The three cases pending before the court are Mayor & City Council of Baltimore v. B.P. P.L.C., et al.; Anne Arundel County v. B.P. P.L.C., et al.; and City of Annapolis v. B.P. P.L.C., et al. Defendants are large fossil fuel companies such as BP, Chevron, Shell, and ExxonMobil, and the legal causes of action asserted include state tort claims like nuisance, trespass, and failure to warn. The cases are part of a wave of litigation brought by US municipalities and states against the fossil fuel industry alleging that the industry lied about the climate change consequences of its products, which in turn delayed the transition to cleaner alternatives and exacerbated damaging climate impacts like coastal flooding. More than 30 of these climate liability lawsuits have been filed over the past eight years, and while several are moving closer to trial, others have run into dismissals by state trial courts. In July 2024 a Maryland circuit court granted fossil fuel defendants’ motion to dismiss Baltimore’s case, determining that federal law preempts the state law claims. Another state circuit court followed that ruling in January this year, dismissing cases brought by Annapolis and Anne Arundel County.

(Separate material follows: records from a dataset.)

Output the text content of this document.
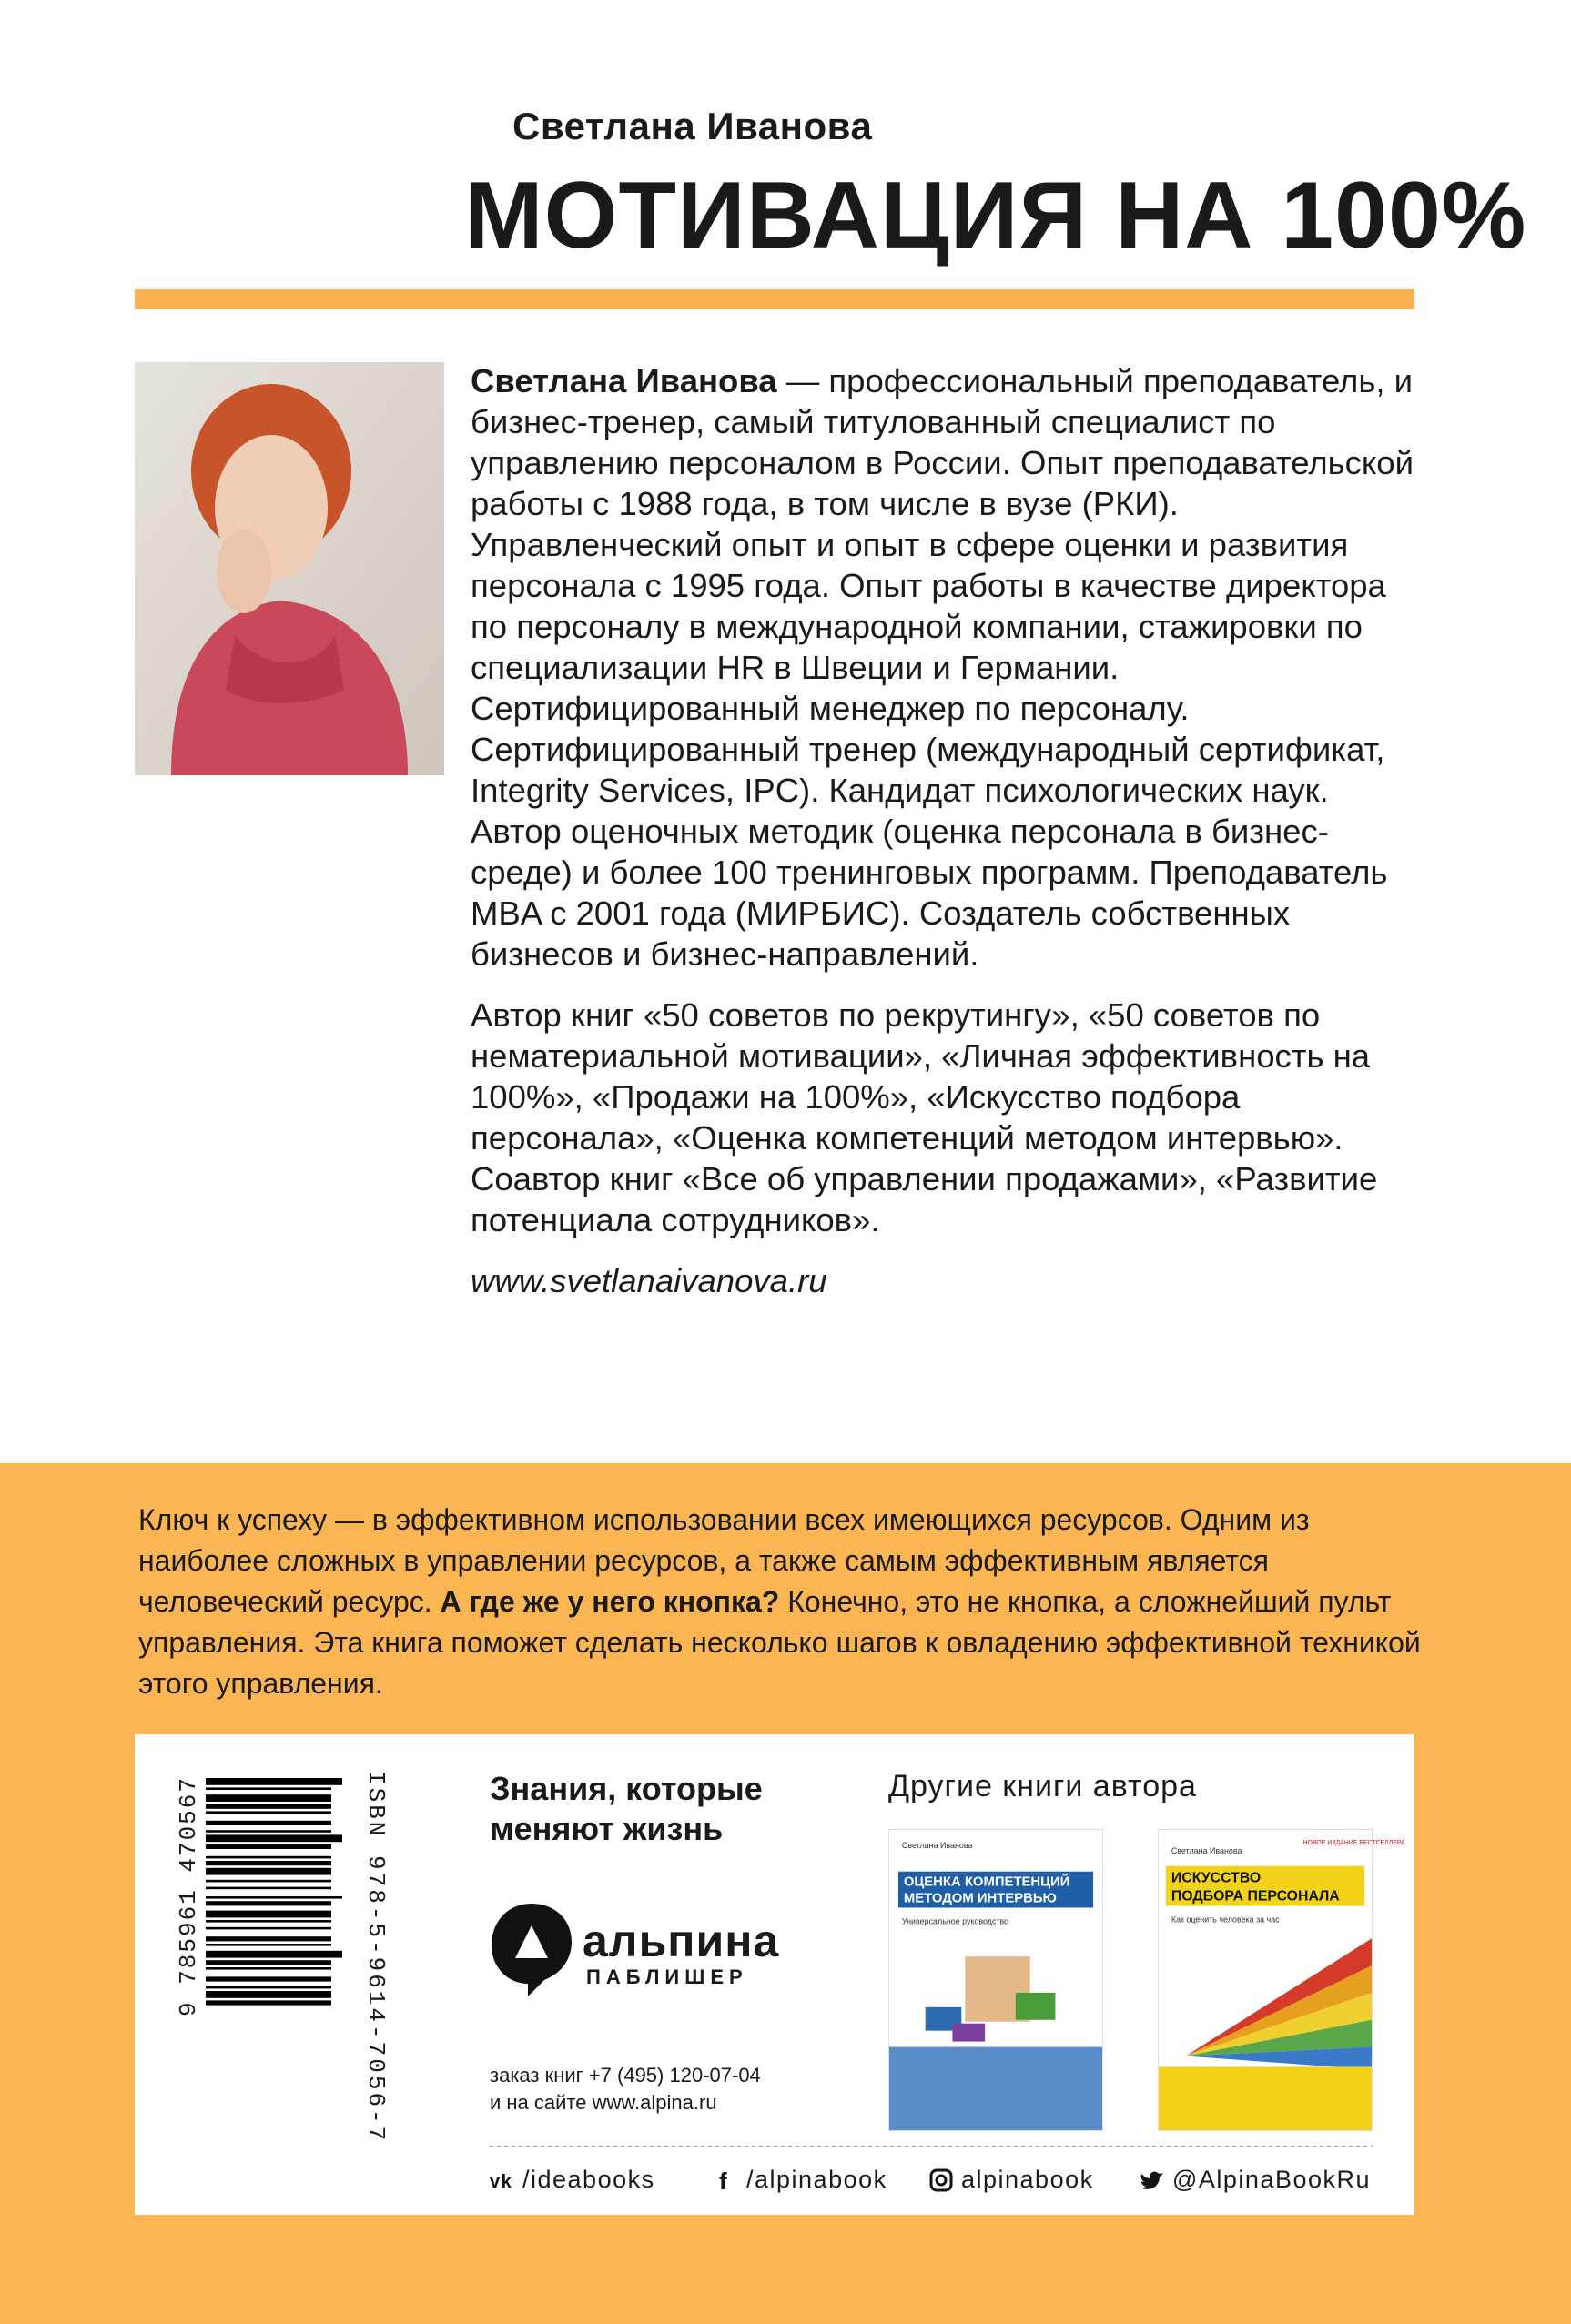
Светлана Иванова
МОТИВАЦИЯ НА 100%

Светлана Иванова — профессиональный преподаватель, и бизнес-тренер, самый титулованный специалист по управлению персоналом в России. Опыт преподавательской работы с 1988 года, в том числе в вузе (РКИ). Управленческий опыт и опыт в сфере оценки и развития персонала с 1995 года. Опыт работы в качестве директора по персоналу в международной компании, стажировки по специализации HR в Швеции и Германии. Сертифицированный менеджер по персоналу. Сертифицированный тренер (международный сертификат, Integrity Services, IPC). Кандидат психологических наук. Автор оценочных методик (оценка персонала в бизнес-среде) и более 100 тренинговых программ. Преподаватель MBA с 2001 года (МИРБИС). Создатель собственных бизнесов и бизнес-направлений.

Автор книг «50 советов по рекрутингу», «50 советов по нематериальной мотивации», «Личная эффективность на 100%», «Продажи на 100%», «Искусство подбора персонала», «Оценка компетенций методом интервью». Соавтор книг «Все об управлении продажами», «Развитие потенциала сотрудников».

www.svetlanaivanova.ru

Ключ к успеху — в эффективном использовании всех имеющихся ресурсов. Одним из наиболее сложных в управлении ресурсов, а также самым эффективным является человеческий ресурс. А где же у него кнопка? Конечно, это не кнопка, а сложнейший пульт управления. Эта книга поможет сделать несколько шагов к овладению эффективной техникой этого управления.
9 785961 470567	ISBN 978-5-9614-7056-7	Знания, которые меняют жизнь
альпина
ПАБЛИШЕР
заказ книг +7 (495) 120-07-04
и на сайте www.alpina.ru
Другие книги автора
Светлана Иванова
ОЦЕНКА КОМПЕТЕНЦИЙ
МЕТОДОМ ИНТЕРВЬЮ
Универсальное руководство
НОВОЕ ИЗДАНИЕ БЕСТСЕЛЛЕРА
Светлана Иванова
ИСКУССТВО
ПОДБОРА ПЕРСОНАЛА
Как оценить человека за час
vk /ideabooks	f /alpinabook	alpinabook	@AlpinaBookRu
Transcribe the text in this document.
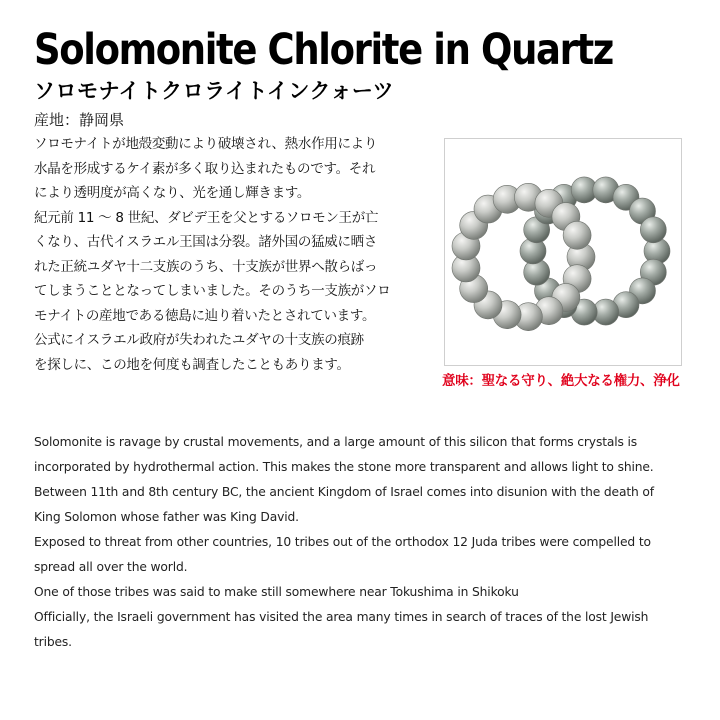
Solomonite Chlorite in Quartz
ソロモナイトクロライトインクォーツ
産地：静岡県

ソロモナイトが地殻変動により破壊され、熱水作用により

水晶を形成するケイ素が多く取り込まれたものです。それ

により透明度が高くなり、光を通し輝きます。

紀元前 11 ～ 8 世紀、ダビデ王を父とするソロモン王が亡

くなり、古代イスラエル王国は分裂。諸外国の猛威に晒さ

れた正統ユダヤ十二支族のうち、十支族が世界へ散らばっ

てしまうこととなってしまいました。そのうち一支族がソロ

モナイトの産地である徳島に辿り着いたとされています。

公式にイスラエル政府が失われたユダヤの十支族の痕跡

を探しに、この地を何度も調査したこともあります。

意味：聖なる守り、絶大なる権力、浄化

Solomonite is ravage by crustal movements, and a large amount of this silicon that forms crystals is

incorporated by hydrothermal action. This makes the stone more transparent and allows light to shine.

Between 11th and 8th century BC, the ancient Kingdom of Israel comes into disunion with the death of

King Solomon whose father was King David.

Exposed to threat from other countries, 10 tribes out of the orthodox 12 Juda tribes were compelled to

spread all over the world.

One of those tribes was said to make still somewhere near Tokushima in Shikoku

Officially, the Israeli government has visited the area many times in search of traces of the lost Jewish

tribes.
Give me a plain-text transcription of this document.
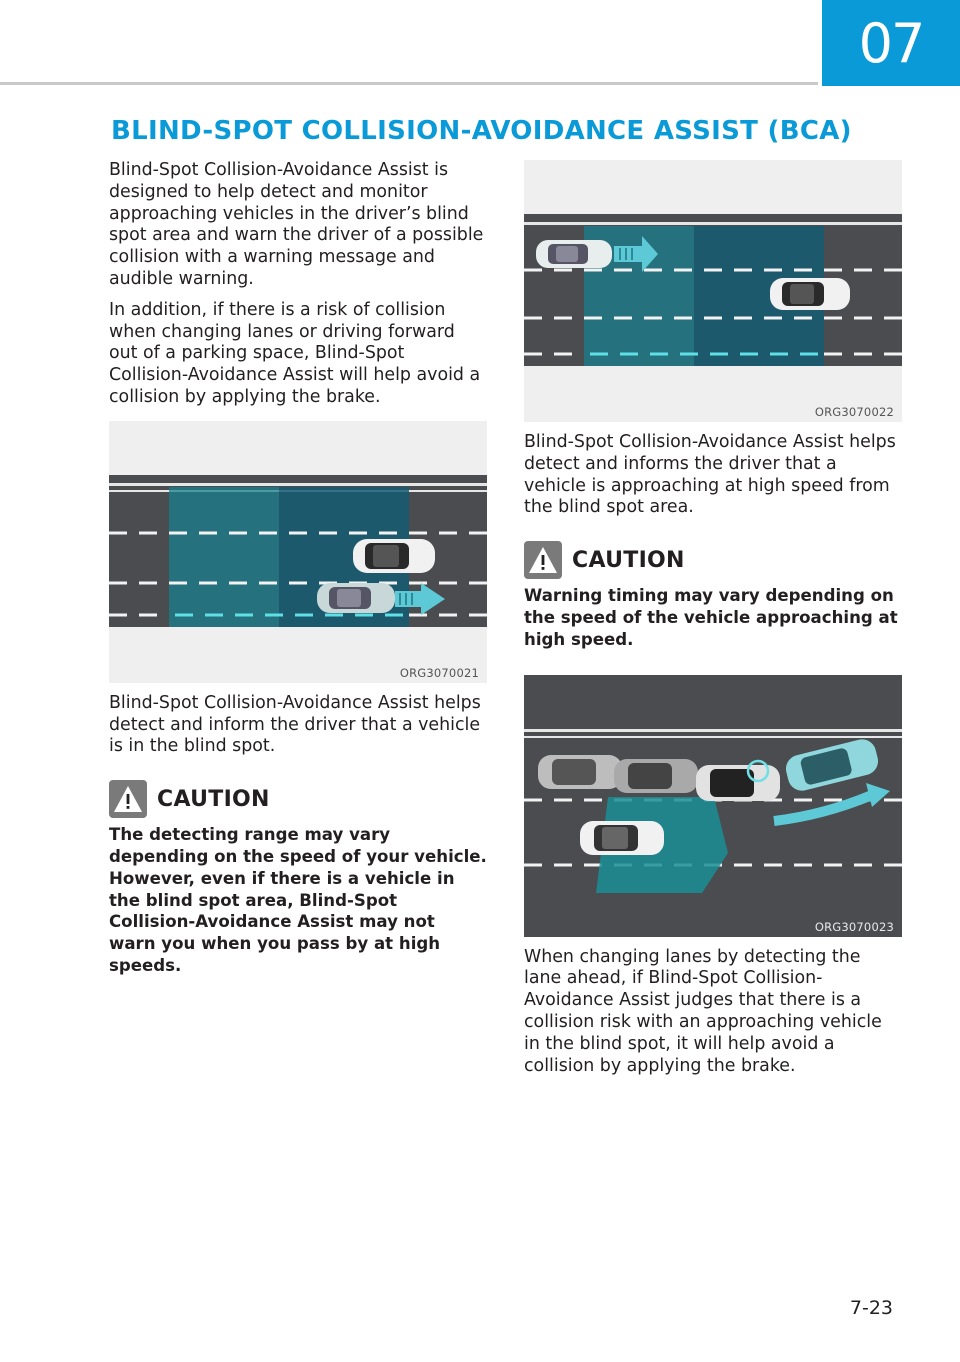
07
BLIND-SPOT COLLISION-AVOIDANCE ASSIST (BCA)

Blind-Spot Collision-Avoidance Assist is designed to help detect and monitor approaching vehicles in the driver’s blind spot area and warn the driver of a possible collision with a warning message and audible warning.

In addition, if there is a risk of collision when changing lanes or driving forward out of a parking space, Blind-Spot Collision-Avoidance Assist will help avoid a collision by applying the brake.

ORG3070021

Blind-Spot Collision-Avoidance Assist helps detect and inform the driver that a vehicle is in the blind spot.

CAUTION

The detecting range may vary depending on the speed of your vehicle. However, even if there is a vehicle in the blind spot area, Blind-Spot Collision-Avoidance Assist may not warn you when you pass by at high speeds.

ORG3070022

Blind-Spot Collision-Avoidance Assist helps detect and informs the driver that a vehicle is approaching at high speed from the blind spot area.

CAUTION

Warning timing may vary depending on the speed of the vehicle approaching at high speed.

ORG3070023

When changing lanes by detecting the lane ahead, if Blind-Spot Collision-Avoidance Assist judges that there is a collision risk with an approaching vehicle in the blind spot, it will help avoid a collision by applying the brake.

7-23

Plaintiffs are appealing these dismissals. Appeals have also been lodged in similar cases that have been dismissed by state courts in New Jersey, New York, Pennsylvania, and Puerto Rico. Meanwhile, every state supreme court that has reviewed climate deception claims so far has allowed them to proceed. That includes the top courts in Massachusetts, Hawaii, and Colorado.

It remains to be seen whether the top court in Maryland will follow that pattern. The Maryland supreme court justices overall seemed a bit more receptive to the assertions made by Theodore J. Boutrous, Jr, the attorney representing Chevron who argued on behalf of all fossil fuel defendants. The justices appeared to have more reservations or questions about the arguments put forward by Sher.

Justice Steven B. Gould, for example, pressed Sher on the plaintiffs’ requested remedy and allegation that defendants concealed what they knew about climate risks. “The information itself, that’s a secret?” he asked.

Sher responded that oil companies “have an obligation to give warnings commensurate with the risk,” and that none of these companies have done so. “There’s been an evolution from outright [climate] denial to what is called greenwashing,” he explained. He argued that avoiding liability is “a matter of issuing adequate warnings and ceasing the deception” and that “any impact of emissions going forward would be a result of market forces.”

“It’s not a matter of regulating emissions,” Sher asserted.

Gould continued to question Sher later on in the oral argument session, which lasted about an hour, asking Sher to walk him through what some of the deceptive statements were and how they specifically led to the climate change injuries suffered by plaintiffs. He also asked about the extent to which a change in behavior by Maryland consumers would have ameliorated the injuries. Justice Brynja M. Booth told Sher that it seems that plaintiffs’ theory of liability and their requested relief are both tied to or relate to interstate emissions. Sher responded by saying that the claims “are all tethered to the deception.” He emphasized that emissions “are the avenue of injury but not the source of liability.”

Fossil fuel defendants argue in the Maryland cases and in other climate liability suits that federal law such as the Clean Air Act preempts the state law claims. These cases, defendants say, are essentially seeking to achieve a regulatory purpose and there is no way to disentangle the allegations of deception from the occurrence of interstate greenhouse gas emissions, which fall under the purview of the US Environmental Protection Agency per the Clean Air Act. The EPA under the Trump administration, however, is now arguing that it lacks the authority to regulate GHGs under the Clean Air Act as it moves to rescind the 2009 greenhouse gas endangerment finding.

“Congress charged the EPA with this authority to regulate emissions, including greenhouse gas emissions,” Boutrous told the justices. He argued that plaintiffs’ allegations pertain to worldwide conduct that far exceeds the limits of state law. “They’re asking for a duty to the world,” Boutrous said. “It’s a breath-taking duty they want to impose.”